The great fictional detective Sherlock Holmes was a frequent user of cocaine, and his companion Dr. Watson disclosed that the great man preferred a 7% solution, to ease his mind and let him relax to ponder various complex cases. Perhaps slightly obliquely, the phrase “7% solution” immediately made me think of long term investment strategies. A compounded return of some 7% annually (well 7.2%) will see a sum double every ten years, and somewhat strikingly in a period of 100 years, the capital will have grown by over a thousand fold. Quite a “solution”!
This idea of the enormous power of compounding was nicely illustrated by the great Islamic scholar Ibn Kallikan in 1256 (though its origins are almost certainly far older), when he considered the simple task of putting grains of wheat on a chessboard. The puzzle asks you to put one grain of wheat on the first square and double the amount on each subsequent square thereafter…so two grains on square two, four grains on square four etc…until all sixty four squares of the board are covered.
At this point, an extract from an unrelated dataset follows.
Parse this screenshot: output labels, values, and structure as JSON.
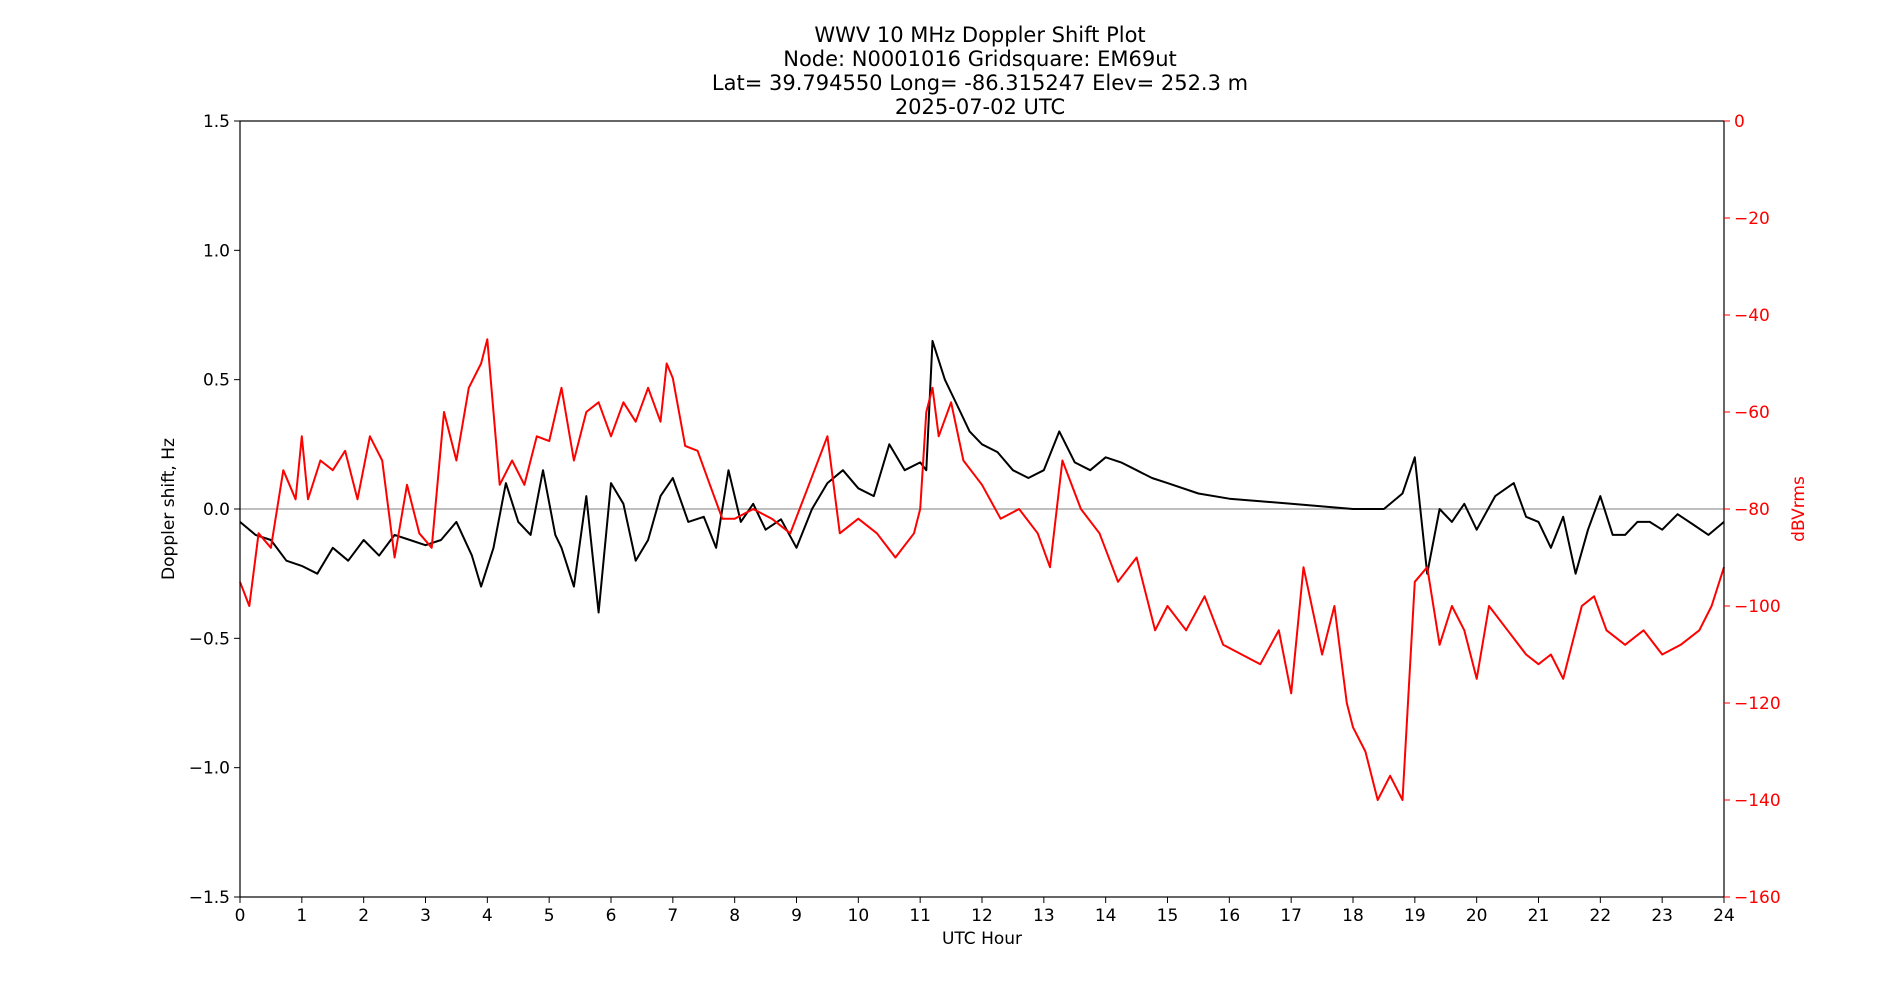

So how many grains of wheat will be on the board overall?
Perhaps somewhat astonishingly, on the entire chessboard there would be no less than 18,446,744,073,709,551,615 grains of wheat, weighing about 1,199,000,000,000 metric tons. This is about 1,538 times the global production of wheat (780.8 million tonnes in 2019).
So, doubling is a hugely powerful force, but away from wheat on chessboards, how realistic is this in long-term investment? Interestingly 7% average returns are not that impossible, over many different time horizons global equity markets have delivered those sort of total returns. Detailed information across various asset classes can be found in the Annual Credit Suisse Global Investment Returns Yearbook (see reference below) and for example US equities in real terms (i.e., after inflation) between 1900 and 2019 returned on average 6.5% p.a., and in the last ten years global equites generated 7.6% p.a. (Though it should be noted returns across a wider portfolio of all stock markets for the last 120 years produces a lesser return of 5.2% p.a.) So our desired 7.2% cannot be guaranteed but investment returns can still be a powerful creator of wealth.
Now on to the snowball – this is a simple way to think of the effect of re-investing any investment income – in time it starts to act like a snowball. This analogy was used in a well-known book on the celebrated investor Warren Buffet, The Snowball: Warren Buffett and the Business of Life by Alice Schroeder.
All of these examples point to two simple investment precepts, invest early (or at least regularly throughout your savings life) and always re-invest any income. In forty years at 6.5% p.a. a £1,000 racks up nicely to around £12,500.
Whilst we may not quite get to Holmes’s 7% solution, we will get wealthier and stay somewhat healthier than the great detective.